Anyway, from April to May, I sifted through countless sites to see if I could find anything. Instead — out of desperation — I had to settle for a part-time gig as a waitress. I did not want it. I hated it. I would walk in and look absolutely miserable. Now, if you know me, you’re aware of my 100-watt smile. You’ll often find me laughing and smiling, not looking disgusted. I was so unhappy and as bad as it was to not earn money, I had to get out. So, I sort of quit.
After that, I needed something to fill in the gaps, so I started working at a coffee shop. That’s what I’m doing right now. Working as a barista and never did I think I’d be back here. Never did I think I’d be back in this position. I’m asking you—what’s the point of college?
I contemplated going back to school for nutrition, but I decided against it simply because there’s no guarantee I’ll find something. What happens if I don’t? I’ll be back where I started. It’s not worth it to me. I will never ever forget this time in my life. I would say with certainty that I would never go back to this age because other than my relationship, it’s been absolutely horrible.
I cried tonight. I never cry. I can do better than this and I know it. I didn’t earn my associate degree and bachelor’s degree to work a part-time gig. I did it because I want to earn decent money and do what I love — writing.
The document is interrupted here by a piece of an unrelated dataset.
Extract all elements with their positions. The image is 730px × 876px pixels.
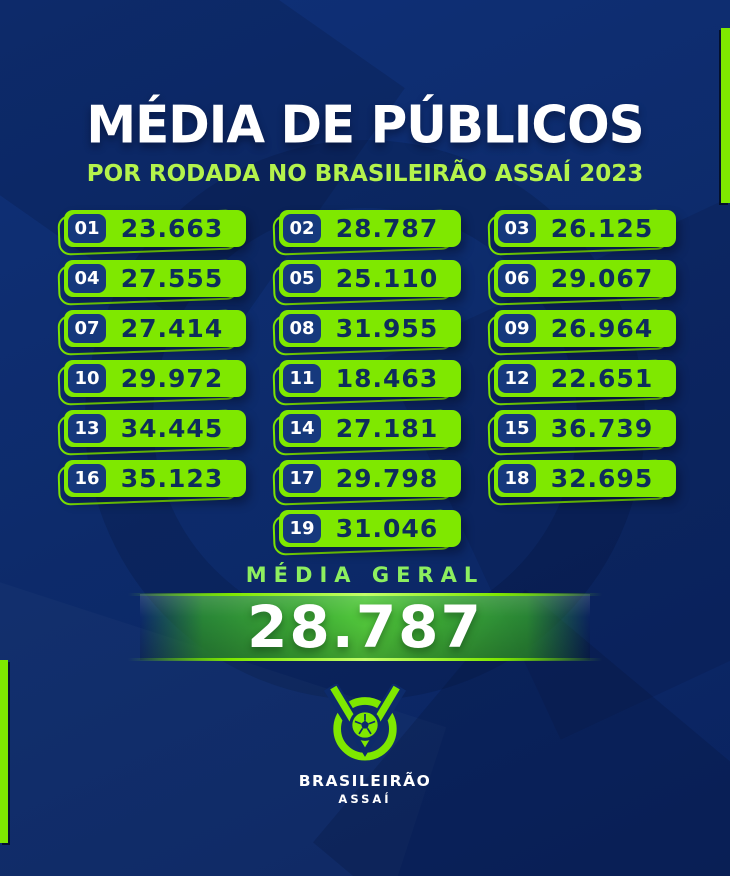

I’m miserable and I’ve hit rock bottom. I keep telling my parents that I’m beyond the point of caring. I just want to work Monday-Friday and do something I love. Sure, it’s easier said than done. I’m competing against class of 2013 and 2014 now.
This isn’t just me complaining about wanting a job. No, this is more of a precaution for all these high school students beginning college. I’m telling you — please do everything you can while you’re in school, like internships, volunteer, freelance, write for free. Please don’t end up in this boat.
Sure, I’ve have a crap load of experience, but I want you get 10 times my experience so you don’t feel like me.